More detailed plots of ETMX. I'm 10% suspicious about the main chain (M0) and reaction (R0) chain showing their first two L 2 L resonances a little stunted since these were last measured on 2014-12-22, but this may just be due to lack of coherence. But, as with ITMY above, the data points surrounding the resonances all line up nicely. My yellow flag trigger is twitchy, likely because this is the suspension with one of the worst BSC ISI ST2 longitudinal coupling (see LHO aLOG 37752). All other dynamics check out... Further investigation is needed here (sheesh).
More detailed plots of ETMY, compared against previous measurements and model. Both Main and Reaction chains show expected dynamics and are clear of rubbing.
Because we're also considering TOP Mass flags moving around (not big enough to cause rubbing, but enough to cause (a) a moment of inertia change and therefore resonant frequency change, or (b) a change in cross-coupling to non-diagonal response to diagonal drive, e.g.

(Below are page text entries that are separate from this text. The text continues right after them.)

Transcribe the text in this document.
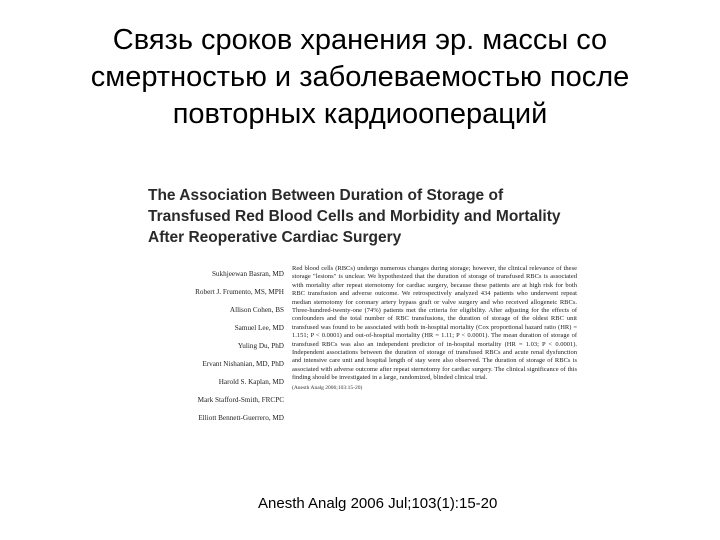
Связь сроков хранения эр. массы со
смертностью и заболеваемостью после
повторных кардиоопераций
The Association Between Duration of Storage of
Transfused Red Blood Cells and Morbidity and Mortality
After Reoperative Cardiac Surgery
Sukhjeewan Basran, MD
Robert J. Frumento, MS, MPH
Allison Cohen, BS
Samuel Lee, MD
Yuling Du, PhD
Ervant Nishanian, MD, PhD
Harold S. Kaplan, MD
Mark Stafford-Smith, FRCPC
Elliott Bennett-Guerrero, MD
Red blood cells (RBCs) undergo numerous changes during storage; however, the clinical relevance of these storage "lesions" is unclear. We hypothesized that the duration of storage of transfused RBCs is associated with mortality after repeat sternotomy for cardiac surgery, because these patients are at high risk for both RBC transfusion and adverse outcome. We retrospectively analyzed 434 patients who underwent repeat median sternotomy for coronary artery bypass graft or valve surgery and who received allogeneic RBCs. Three-hundred-twenty-one (74%) patients met the criteria for eligibility. After adjusting for the effects of confounders and the total number of RBC transfusions, the duration of storage of the oldest RBC unit transfused was found to be associated with both in-hospital mortality (Cox proportional hazard ratio (HR) = 1.151; P < 0.0001) and out-of-hospital mortality (HR = 1.11; P < 0.0001). The mean duration of storage of transfused RBCs was also an independent predictor of in-hospital mortality (HR = 1.03; P < 0.0001). Independent associations between the duration of storage of transfused RBCs and acute renal dysfunction and intensive care unit and hospital length of stay were also observed. The duration of storage of RBCs is associated with adverse outcome after repeat sternotomy for cardiac surgery. The clinical significance of this finding should be investigated in a large, randomized, blinded clinical trial.
(Anesth Analg 2006;103:15-20)
Anesth Analg 2006 Jul;103(1):15-20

L to P, or V to L, etc), I also post the individual transfer functions for each QUAD, and a previous measurement against which to compare. I've taken a look through all of these, and they don't show much difference. If anything, the new transfer functions just show a more coherent TF because I've improved the drive parameters to get better SNR. Cross-coupling plots start on pg 7 of each attachment.